Now, let’s analyze the construction, enqueue, and dequeue implementations of this queue through the source code.

Construction: ConcurrentLinkedQueue consists of head and tail nodes. Each node (Node) consists of an item and a reference (next) to the next node. Nodes are connected through the next reference to form a linked list structure. When the queue is initialized, the head node stores a null element and the tail node is set to the head node.

public ConcurrentLinkedQueue() {
   head = tail = new Node<E>(null);
}
 
private static class Node<E> {
        volatile E item;
        volatile Node<E> next;
            .
            .
}

Enqueue: When a thread enqueues a data, it encapsulates the data into a Node and first obtains the tail node of the queue. After confirming that the next value of the tail node is null, it uses CAS to set the next value of the new tail node to the new node. At this point, p != t, which means the setting of the next value is successful.
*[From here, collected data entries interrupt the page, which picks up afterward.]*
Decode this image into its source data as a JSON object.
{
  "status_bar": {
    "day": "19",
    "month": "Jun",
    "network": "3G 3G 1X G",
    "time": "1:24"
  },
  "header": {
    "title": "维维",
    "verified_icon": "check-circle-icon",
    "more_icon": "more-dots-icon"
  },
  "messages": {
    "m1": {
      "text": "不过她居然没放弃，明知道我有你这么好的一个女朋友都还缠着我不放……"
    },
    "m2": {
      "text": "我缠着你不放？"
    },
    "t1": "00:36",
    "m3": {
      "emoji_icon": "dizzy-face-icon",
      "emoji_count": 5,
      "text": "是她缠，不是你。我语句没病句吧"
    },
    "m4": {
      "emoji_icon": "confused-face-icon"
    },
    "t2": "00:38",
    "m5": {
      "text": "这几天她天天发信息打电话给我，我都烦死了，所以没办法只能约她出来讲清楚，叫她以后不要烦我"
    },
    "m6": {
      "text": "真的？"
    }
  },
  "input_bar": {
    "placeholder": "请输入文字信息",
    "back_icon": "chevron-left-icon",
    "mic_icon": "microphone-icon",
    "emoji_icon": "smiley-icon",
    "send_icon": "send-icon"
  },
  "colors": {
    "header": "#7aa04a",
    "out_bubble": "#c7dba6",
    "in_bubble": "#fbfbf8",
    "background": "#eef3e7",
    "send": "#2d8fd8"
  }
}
Then, it uses CAS to set the tail node to the current node.

public boolean offer(E e) {
        checkNotNull(e);
        // Create the enqueued node
        final Node<E> newNode = new Node<E>(e);
        // t, p are tail nodes, initially equal, using the fail and retry method until enqueuing is successful 
        for (Node<E> t = tail, p = t;;) {
            // Get the next node of the tail node
            Node<E> q = p.next;
            // If q is null, it means p is the tail node
            if (q == null) {
                // Set the enqueued node as the next node of the current tail node
                if (p.casNext(null, newNode)) {
                    // Check if the distance between the tail node and p node is two nodes
                    if (p != t) // hop two nodes at a time
                        // If tail is not the tail node, set the enqueued node as the tail node.
                        // If it fails, it means another thread has already moved the tail.
                        casTail(t, newNode);  // Failure is OK.
                    return true;
                }
            }
            // If p node equals the next node of p node, it means both p and q are null, indicating that the queue has just been initialized, so return  
            else if (p == q)
                p = (t != (t = tail)) ? t : head;
            else
                // Check for tail updates after two hops.
                p = (p != t && t != (t = tail)) ? t : q;
        }
    }

Dequeue: First, it gets the head node and checks if the item is null. If it is null, it means that another thread has just performed a dequeue operation, so it updates the head node. If it is not null, it uses CAS to set the head node to null. If the CAS operation succeeds, it directly returns the item. Otherwise, it updates the head node again.

public E poll() {
        // Set the starting point
        restartFromHead:
        for (;;) {
            // p gets the head node
            for (Node<E> h = head, p = h, q;;) {
                // Get the item of the head node
                E item = p.item;
                // If the item of the head node is not null, set the item of the p node to null using CAS
                if (item != null && p.casItem(item, null)) {
                    // Successful CAS is the linearization point
                    // for item to be removed from this queue.
                    if (p != h) // Hop two nodes at a time
                        updateHead(h, ((q = p.next) != null) ? q : p);
                    return item;
                }
                // If the next node of the p node is null, it means the queue is empty, update the head node
                else if ((q = p.next) == null) {
                    updateHead(h, p);
                    return null;
                }
                // If the node dequeue fails, go back to restartFromHead for dequeue again
                else if (p == q)
                    continue restartFromHead;
                else
                    p = q;
            }
        }
    }

ConcurrentLinkedQueue is implemented based on the CAS optimistic lock and has better performance in concurrent scenarios compared to other blocking queues. Therefore, it is suitable for use as a queuing queue in high-concurrency scenarios.